In Impression Products, the Supreme Court also ruled that first sale doctrine exhaustion of U.S. patent rights occurs upon sales authorized by the patentee anywhere in the world, not only in the U.S.  It was widely expected that if the first sale doctrine was restored to its pre-1992 vigor, then “exhaustion” would not be geography-dependent, in view of the Court’s nearly-identical ruling in the copyright context of intellectual property rights.

The Impression Products decision curtails patent rights, but only to the same extent – apart from the international application of exhaustion – as they were restricted until 1992.  There are myriad potential economic consequences, both foreseeable and likely unforeseeable, of the Court’s decision.  In many situations involving the sale of reusable goods, the initial selling price may well go up.  In some circumstances where the patented invention is sold at one price in one country and at a lower price in a second country, those prices may converge to the degree necessary to discourage purchase in the second country followed by export and resale in the first country, or a patentee might decide to stop selling in the second country entirely in order to protect its selling price in the first country.  In the case of highly regulated products such as pharmaceuticals, this could present challenging issues requiring further legislative and/or administrative action.

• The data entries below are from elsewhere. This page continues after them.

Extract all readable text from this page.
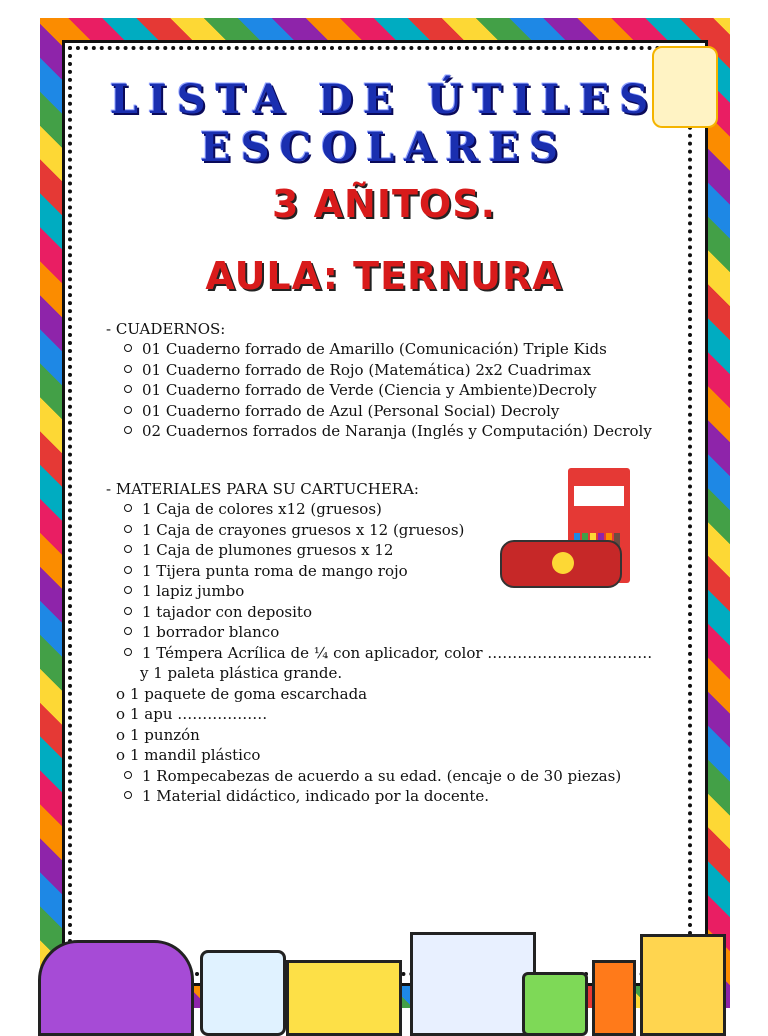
LISTA DE ÚTILES
ESCOLARES
3 AÑITOS.
AULA: TERNURA
- CUADERNOS:
01 Cuaderno forrado de Amarillo (Comunicación) Triple Kids
01 Cuaderno forrado de Rojo (Matemática) 2x2 Cuadrimax
01 Cuaderno forrado de Verde (Ciencia y Ambiente)Decroly
01 Cuaderno forrado de Azul (Personal Social) Decroly
02 Cuadernos forrados de Naranja (Inglés y Computación) Decroly
- MATERIALES PARA SU CARTUCHERA:
1 Caja de colores x12 (gruesos)
1 Caja de crayones gruesos x 12 (gruesos)
1 Caja de plumones gruesos x 12
1 Tijera punta roma de mango rojo
1 lapiz jumbo
1 tajador con deposito
1 borrador blanco
1 Témpera Acrílica de ¼ con aplicador, color ……………………………
y 1 paleta plástica grande.
o 1 paquete de goma escarchada
o 1 apu ………………
o 1 punzón
o 1 mandil plástico
1 Rompecabezas de acuerdo a su edad. (encaje o de 30 piezas)
1 Material didáctico, indicado por la docente.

Also, in some situations, patentees may seek to alter their business models to completely eliminate the “first sale” of reusable items, making all transactions “licenses” in which title never passes to the “licensee.”  This approach is not without precedent; retail distribution of software products employing “shrink-wrap” or so-called “click-wrap” licenses are not deemed to be sales when done properly, despite appearing to be ordinary sales to most casual observers.  Whether this technique passes muster under patent and/or contract law, or makes any sense under corporate or tax laws, in the U.S. as well as any other country where the products are distributed, must be determined on a case-by-case basis.  One thing is absolutely certain: the Impression Products decision has created a lot of new work for lawyers in the years to come.